I joined Discord's Safety team in Summer 2021, just as the team was undergoing rapid growth. The team was small, under 20 people across all functions, and we were aggressively hiring engineers and data scientists. Many people on the existing team had not worked on a safety team before, but had a passion for the space. We needed to be nimble to be able to react to new threats as they arose. Our general philosophy during this time was to start working on low hanging fruit before to gain some easy wins before moving into bigger and more complex initiatives that would span months. This approach would build our velocity of shipping, give employees time to learn the product space, and would give us time to hire before focusing on larger initiatives.
Discord’s largest safety problem around this time was spam and specifically phishing via Direct Messages (DMs).
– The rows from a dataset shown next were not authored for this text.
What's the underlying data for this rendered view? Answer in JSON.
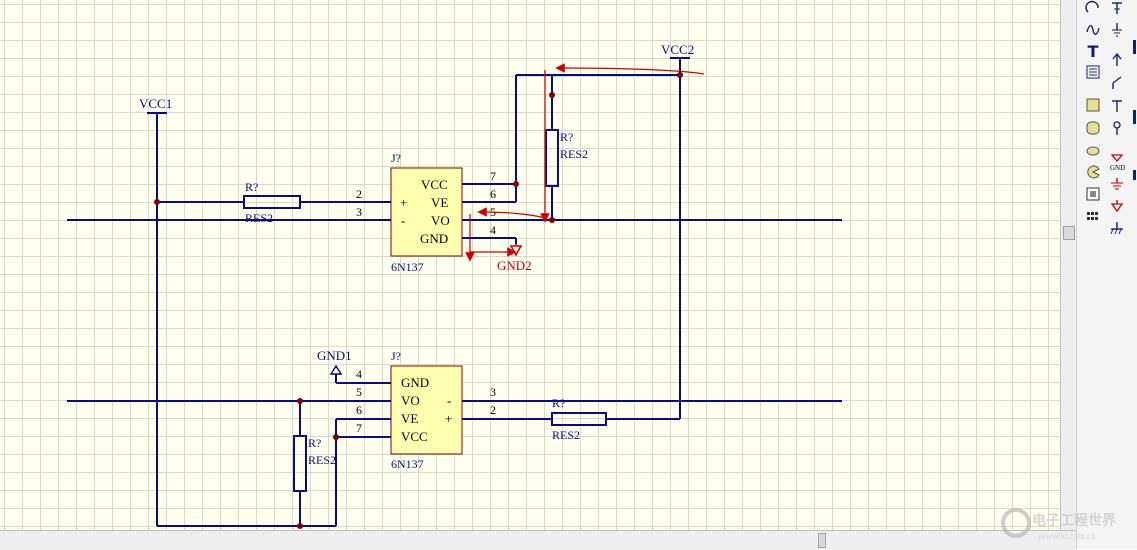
{
  "power": {
    "vcc1": "VCC1",
    "vcc2": "VCC2",
    "gnd1": "GND1",
    "gnd2": "GND2"
  },
  "top_ic": {
    "designator": "J?",
    "part": "6N137",
    "pins_left": [
      {
        "num": "2",
        "sign": "+"
      },
      {
        "num": "3",
        "sign": "-"
      }
    ],
    "pins_right": [
      {
        "num": "7",
        "label": "VCC"
      },
      {
        "num": "6",
        "label": "VE"
      },
      {
        "num": "5",
        "label": "VO"
      },
      {
        "num": "4",
        "label": "GND"
      }
    ]
  },
  "bottom_ic": {
    "designator": "J?",
    "part": "6N137",
    "pins_left": [
      {
        "num": "4",
        "label": "GND"
      },
      {
        "num": "5",
        "label": "VO"
      },
      {
        "num": "6",
        "label": "VE"
      },
      {
        "num": "7",
        "label": "VCC"
      }
    ],
    "pins_right": [
      {
        "num": "3",
        "sign": "-"
      },
      {
        "num": "2",
        "sign": "+"
      }
    ]
  },
  "resistors": {
    "r_input_top": {
      "designator": "R?",
      "value": "RES2"
    },
    "r_pullup_top": {
      "designator": "R?",
      "value": "RES2"
    },
    "r_pullup_bottom": {
      "designator": "R?",
      "value": "RES2"
    },
    "r_input_bottom": {
      "designator": "R?",
      "value": "RES2"
    }
  },
  "colors": {
    "wire": "#0a0a80",
    "component_fill": "#ffffb0",
    "component_border": "#800000",
    "annotation": "#cc0000",
    "grid": "#d8d8c8",
    "background": "#fffff0"
  },
  "toolbox_icons": [
    "arc-icon",
    "power-port-icon",
    "sine-icon",
    "ground-port-icon",
    "text-icon",
    "input-port-icon",
    "text-frame-icon",
    "bus-entry-icon",
    "rectangle-icon",
    "no-connect-icon",
    "rounded-rect-icon",
    "probe-icon",
    "ellipse-icon",
    "gnd-icon",
    "pie-icon",
    "signal-ground-icon",
    "graphic-icon",
    "earth-icon",
    "array-icon",
    "chassis-ground-icon"
  ],
  "watermark": {
    "text": "电子工程世界",
    "sub": "eeworld.com.cn"
  }
}
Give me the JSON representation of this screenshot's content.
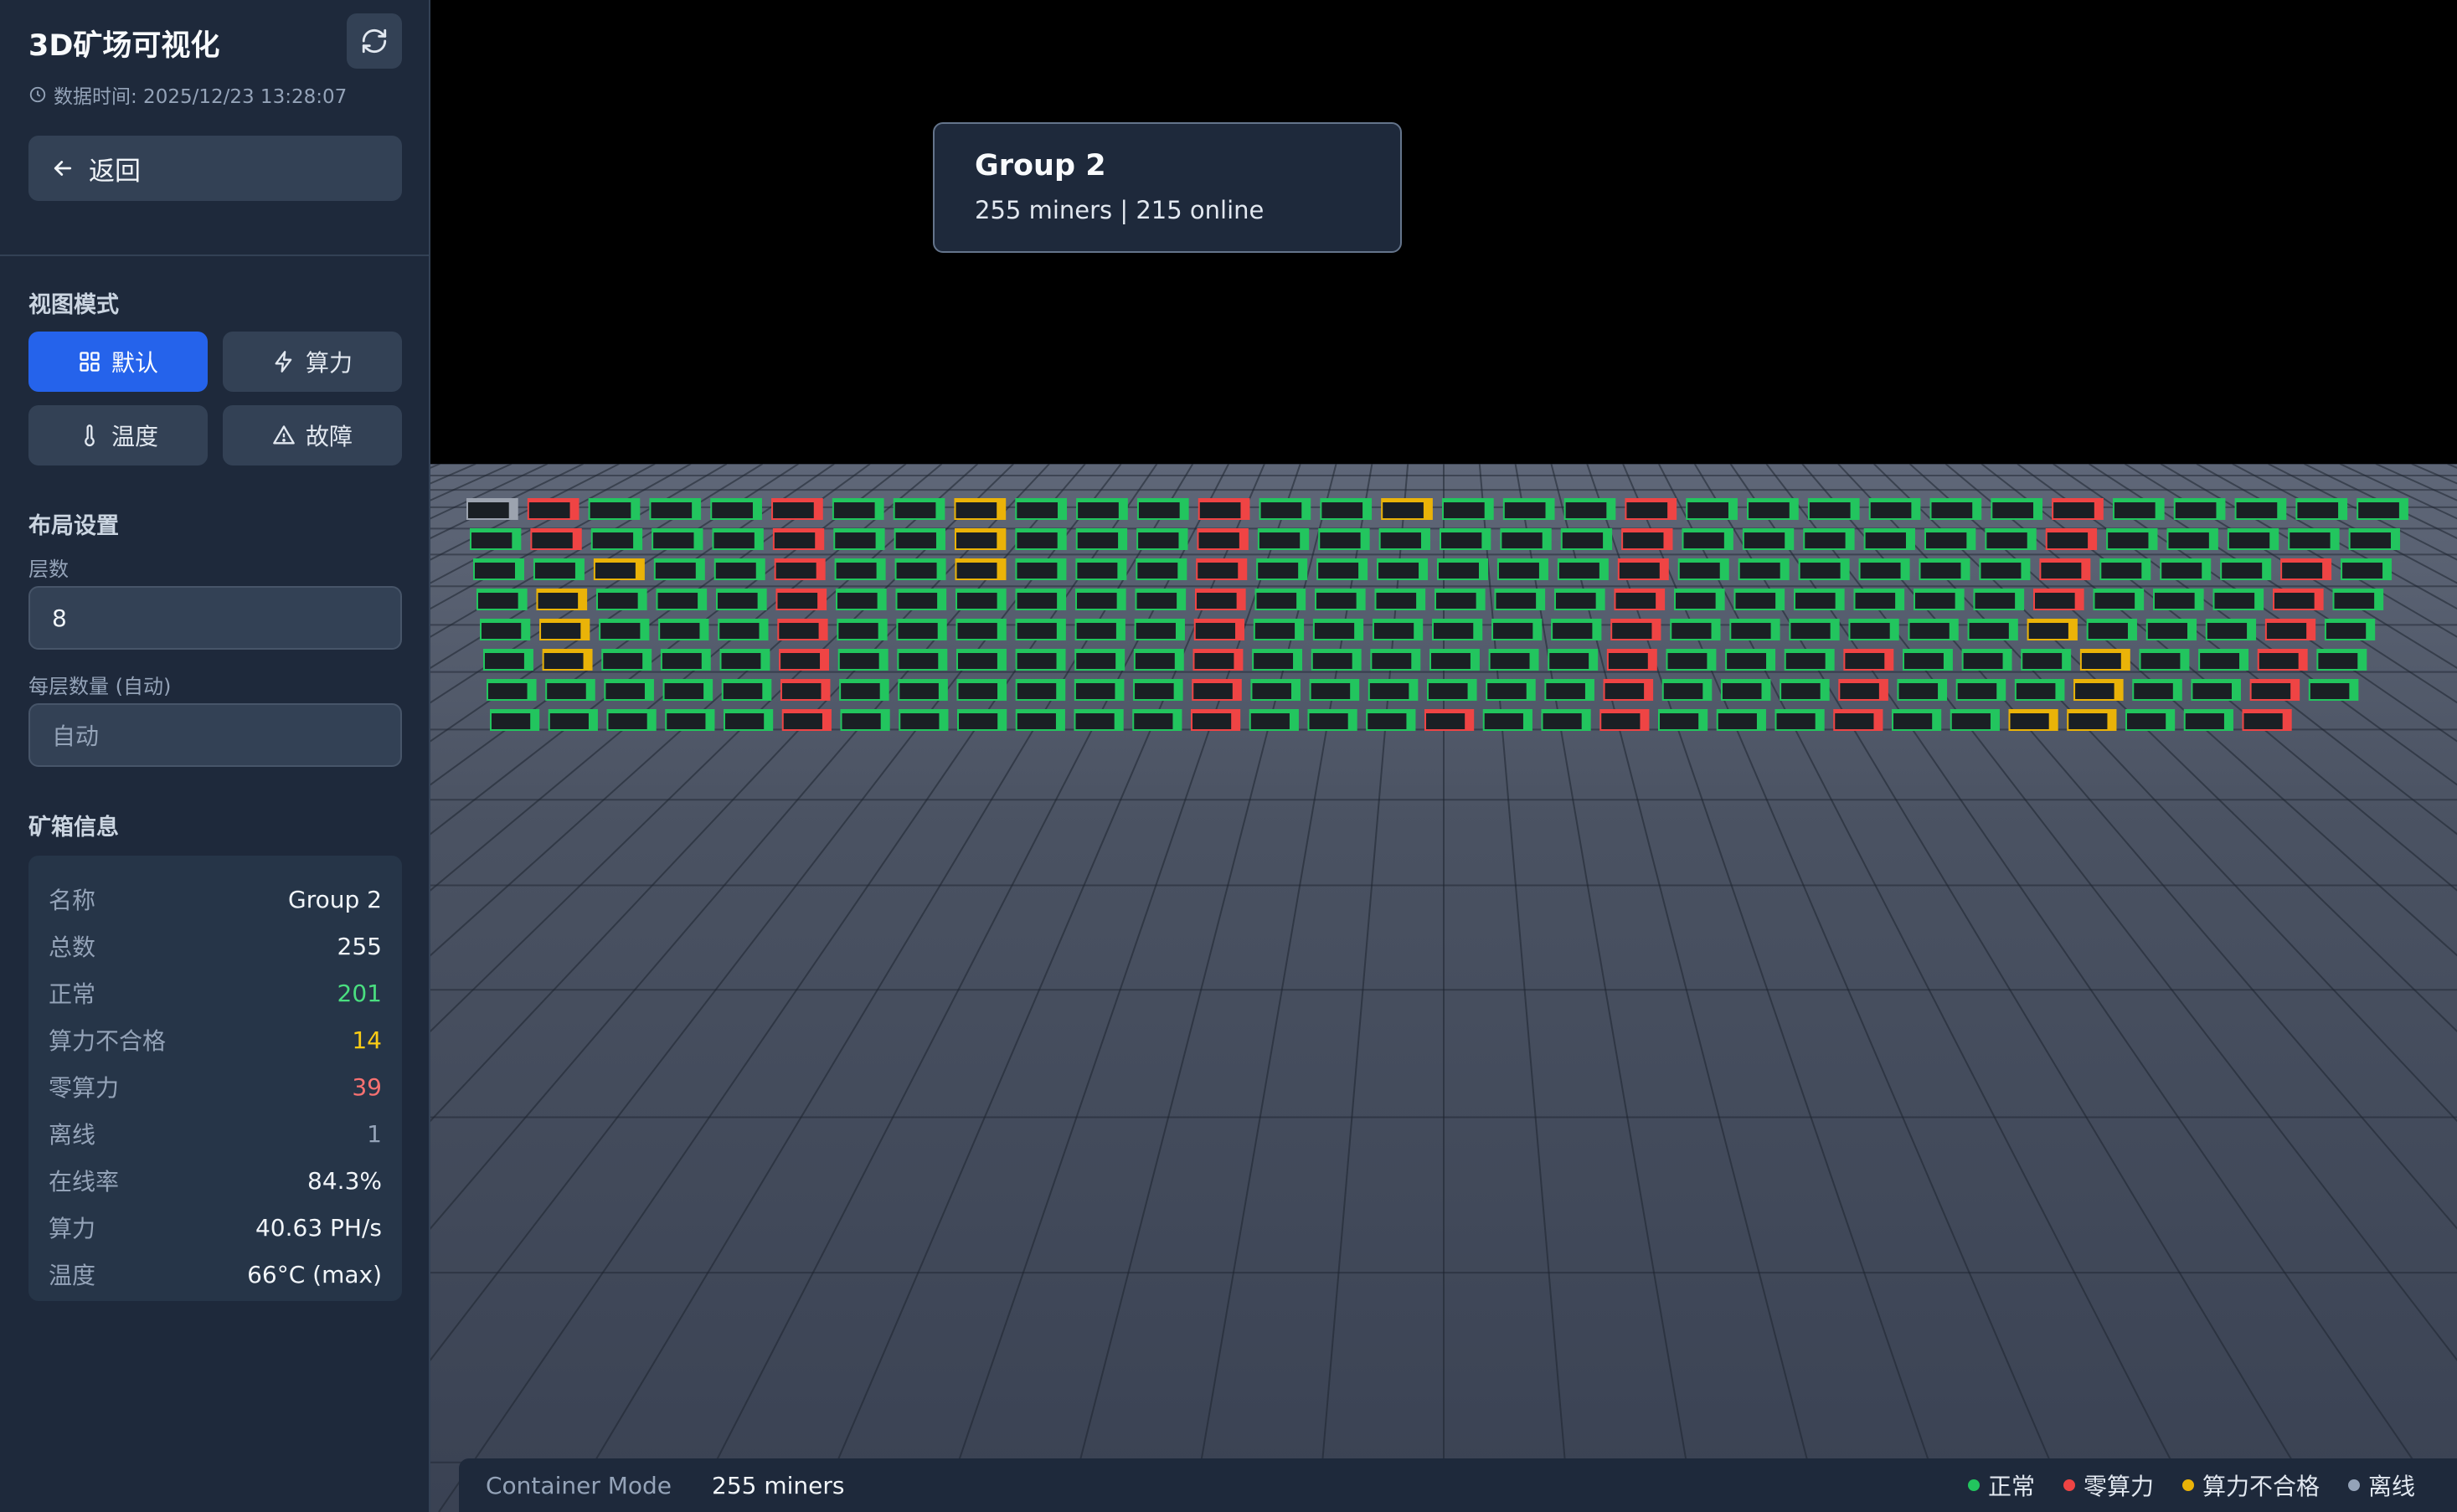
{
  "sidebar": {
    "title": "3D矿场可视化",
    "data_time": "数据时间: 2025/12/23 13:28:07",
    "back_label": "返回",
    "view_mode": {
      "label": "视图模式",
      "buttons": [
        {
          "label": "默认",
          "icon": "grid-icon",
          "active": true
        },
        {
          "label": "算力",
          "icon": "bolt-icon",
          "active": false
        },
        {
          "label": "温度",
          "icon": "thermometer-icon",
          "active": false
        },
        {
          "label": "故障",
          "icon": "warning-icon",
          "active": false
        }
      ]
    },
    "layout": {
      "label": "布局设置",
      "layers_label": "层数",
      "layers_value": "8",
      "per_layer_label": "每层数量 (自动)",
      "per_layer_placeholder": "自动"
    },
    "info": {
      "label": "矿箱信息",
      "rows": [
        {
          "key": "名称",
          "value": "Group 2",
          "color": "#f1f5f9"
        },
        {
          "key": "总数",
          "value": "255",
          "color": "#f1f5f9"
        },
        {
          "key": "正常",
          "value": "201",
          "color": "#4ade80"
        },
        {
          "key": "算力不合格",
          "value": "14",
          "color": "#facc15"
        },
        {
          "key": "零算力",
          "value": "39",
          "color": "#f87171"
        },
        {
          "key": "离线",
          "value": "1",
          "color": "#94a3b8"
        },
        {
          "key": "在线率",
          "value": "84.3%",
          "color": "#f1f5f9"
        },
        {
          "key": "算力",
          "value": "40.63 PH/s",
          "color": "#f1f5f9"
        },
        {
          "key": "温度",
          "value": "66°C (max)",
          "color": "#f1f5f9"
        }
      ]
    }
  },
  "tooltip": {
    "title": "Group 2",
    "subtitle": "255 miners | 215 online"
  },
  "bottom_bar": {
    "mode": "Container Mode",
    "count": "255 miners",
    "legend": [
      {
        "label": "正常",
        "color": "#22c55e"
      },
      {
        "label": "零算力",
        "color": "#ef4444"
      },
      {
        "label": "算力不合格",
        "color": "#eab308"
      },
      {
        "label": "离线",
        "color": "#94a3b8"
      }
    ]
  },
  "colors": {
    "normal": "#22c55e",
    "zero_hash": "#ef4444",
    "under_hash": "#eab308",
    "offline": "#9ca3af"
  },
  "miner_grid": {
    "rows": 8,
    "cols": 32,
    "red_columns": [
      5,
      12,
      19
    ],
    "yellow_cells": [
      [
        0,
        8
      ],
      [
        0,
        15
      ],
      [
        1,
        8
      ],
      [
        2,
        2
      ],
      [
        2,
        8
      ],
      [
        3,
        1
      ],
      [
        4,
        1
      ],
      [
        5,
        1
      ],
      [
        7,
        26
      ],
      [
        5,
        27
      ],
      [
        6,
        27
      ],
      [
        7,
        27
      ],
      [
        4,
        26
      ]
    ],
    "red_cells": [
      [
        0,
        1
      ],
      [
        1,
        1
      ],
      [
        0,
        26
      ],
      [
        1,
        26
      ],
      [
        2,
        26
      ],
      [
        3,
        26
      ],
      [
        2,
        30
      ],
      [
        3,
        30
      ],
      [
        4,
        30
      ],
      [
        5,
        30
      ],
      [
        6,
        30
      ],
      [
        7,
        30
      ],
      [
        5,
        23
      ],
      [
        6,
        23
      ],
      [
        7,
        23
      ],
      [
        7,
        16
      ]
    ],
    "offline_cells": [
      [
        0,
        0
      ]
    ]
  }
}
Bad actors would send malicious links disguised as a free game or impersonating Discord staff to steal accounts to then send more spam. You could gain access to a user's account and the user may not know because they continued to have access themselves. A parallel threat was crypto spam. Discord was a well known gathering place for crypto enthusiasts. Instead of getting their accounts stolen, people were getting their crypto stolen by getting scammed in their DMs.
All planning and vetting happened with the Product Manager and Engineering Manager. The Engineering Manager would assign engineers to build each feature based on their availability and what made sense staffing wise. We also collaborated with UX writing, data science, legal, public policy, illustration, marketing, and social.
DM Gating
The first thing we needed to do was begin collecting data on our spam problem by asking users directly. We wanted to gather enough data to distinguish between friend and foe and eventually action on these bad actors automatically without intervention from users.
We started by adding an action bar to the bottom of the DM window when you received a message from a new person. The recipient could Report the user, Ignore the message (This would also remove the message from their DMs), or accept the message in the case that it was not a spammer. We made all URLs in the message plain text until the recipient clicked Accept. We also removed the “Add Friend” and “Block” buttons from the message UI to put further focus on the action bar.
DM Gating 2.0
After we had gathered enough data to begin to reliably mark users as spammers, we began hiding the bad actor’s DM content behind a click through interstitial. We wanted users to feel that we were being transparent, and thought it was important that they could “check our work.”
If the user clicked the “Not Spam” button the DM would transform back into the usual DM UI. On the back-end we’d mark this as welcomed message. If the user clicked “Close DM” or “Block” we took that as an unwelcome message and we marked the user as a spammer. These friend or foe signals were scored in aggregate and not based off of one person’s decision.
By launching DM gating, we had increased our ability to detect bad actors by 1000%.
Adding captchas
Another mitigation we took was to slow the spammers down before they could send those initial messages. A common tactic used by these spammers was to build bots that joined many different Discord servers as possible and mass send DMs to everyone in that server. If we detected atypical behavior, such as joining too many servers in a short time, we would throw these captchas. If the spammers were using scripts to join and message people, the script couldn’t solve the captcha, essentially stopping the script until somebody noticed. If it was a human, it was just annoying. We worked to make these as friendly as possible for regular folks that got caught up by them.
We didn't expect this to stop bad actors, but be a speed bump to slow them down.
Educating users
On top of in-the-moment remediation and slowing spammers down, we wanted to educate users on spam and how spammers can deceive users on Discord. We launched a suite of modals that helped users understand the dangers of clicking on deceptive URLs or downloading dangerous .EXE files that could compromise their computer.
In addition to these features I’ve talked about today, we also made improvements to Two Factor Authentication, increased security around changing your account information, improved the reporting flow, and added a read-only mode for suspicious accounts.
These features were launched in 4-6 week sprints to experiment then broad release over the Summer and Fall of 2021.
It’s always hard to accurately measure something like “people see less spam.” We chose incoming spam reports as our proxy for this, and I’m happy to report that these features halved our incoming spam reports from users over the course of the 2021 calendar year.